Even more ominously, there have been efforts to incorporate futile
care policy into state and federal law. For example, Senator
Arlen Specter introduced the Health Care Assurance Act of 2001
that, while aimed at improving health care for children and the
disabled, nevertheless contains a provision that there is no
obligation "to require that any individual be offered, or
to state that any individual may demand, medical treatment which
the health care provider does not have available, or which is,under prevailing medical standards, either futile or otherwise
not medically indicated". [Emphasis added.]
The first step in solving a problem is to recognize it. We cannot
always rely on a mainstream media that would rather exhaustively
cover a star's shoplifting charge than alert us to thorny ethical
problems. Legislation and policies are often developed without
public knowledge or comment. Health insurance can no longer be
counted on to pay for all needed treatment in many situations.

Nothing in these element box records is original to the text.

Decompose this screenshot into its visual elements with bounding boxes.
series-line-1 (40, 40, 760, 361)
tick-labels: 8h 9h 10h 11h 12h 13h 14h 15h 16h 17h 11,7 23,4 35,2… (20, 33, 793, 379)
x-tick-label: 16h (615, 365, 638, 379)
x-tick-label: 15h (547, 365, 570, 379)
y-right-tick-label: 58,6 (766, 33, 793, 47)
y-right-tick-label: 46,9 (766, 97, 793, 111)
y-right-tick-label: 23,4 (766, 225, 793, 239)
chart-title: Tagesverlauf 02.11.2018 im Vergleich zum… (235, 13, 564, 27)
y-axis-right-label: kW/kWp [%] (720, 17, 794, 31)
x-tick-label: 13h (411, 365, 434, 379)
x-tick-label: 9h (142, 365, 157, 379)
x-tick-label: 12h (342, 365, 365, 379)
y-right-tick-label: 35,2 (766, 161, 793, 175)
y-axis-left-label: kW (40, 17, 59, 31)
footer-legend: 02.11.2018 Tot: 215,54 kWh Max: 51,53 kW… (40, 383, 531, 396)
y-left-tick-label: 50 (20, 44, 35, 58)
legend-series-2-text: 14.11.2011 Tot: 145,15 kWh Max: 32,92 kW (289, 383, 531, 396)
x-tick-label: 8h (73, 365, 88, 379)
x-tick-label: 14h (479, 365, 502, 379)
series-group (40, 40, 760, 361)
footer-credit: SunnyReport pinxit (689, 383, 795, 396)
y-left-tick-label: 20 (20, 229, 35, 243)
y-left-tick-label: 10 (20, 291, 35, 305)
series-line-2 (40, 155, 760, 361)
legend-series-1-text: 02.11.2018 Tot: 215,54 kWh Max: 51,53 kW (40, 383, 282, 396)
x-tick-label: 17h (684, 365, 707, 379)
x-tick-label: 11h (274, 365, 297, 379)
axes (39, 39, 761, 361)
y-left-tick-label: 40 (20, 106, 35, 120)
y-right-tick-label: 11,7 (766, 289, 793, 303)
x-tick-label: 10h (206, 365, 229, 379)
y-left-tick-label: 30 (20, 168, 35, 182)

This is why publications such as Voices and many other
Catholic periodicals, pro-life news services and the Internet
are so important, especially in the area of ethics. We in the
Church are also blessed with encyclicals, Vatican documents and
the writings of the doctors of the Church, which give clear principles
that are still just as valid and useful as ever in a world of
increasing technology and seductive decadence.
If we truly want to protect lives, save souls and fight injustice,
we cannot remain silent in the face of an ever-expanding "culture
of death".
Originally posted at the Women for Faith & Family website.
Vol. XVIII, No. 1, Lent/Easter 2003.
Reproduced with permission.
Notes:
1 Jane D. Hoyt, M.Ed., "A Gentle Approach - Interacting
with a Person who is Semi-Conscious or Presumed in Coma".
2 Wesley Smith, "Futile Care Theory and Medical Fascism",
FrontPage magazine, December 2002.
3 Peter A. Clark, SI, Ph.D., and Catherine M. Mikus, Esq., "Time
for a Formalized Medical Futility Policy", Health Progress,
July-August 2000. Available online at:
Nancy Valko, a registered nurse from St. Louis, is president of Missouri Nurses for Life, a spokesperson for the National Association of Pro-Life Nurses and a Voices contributing editor.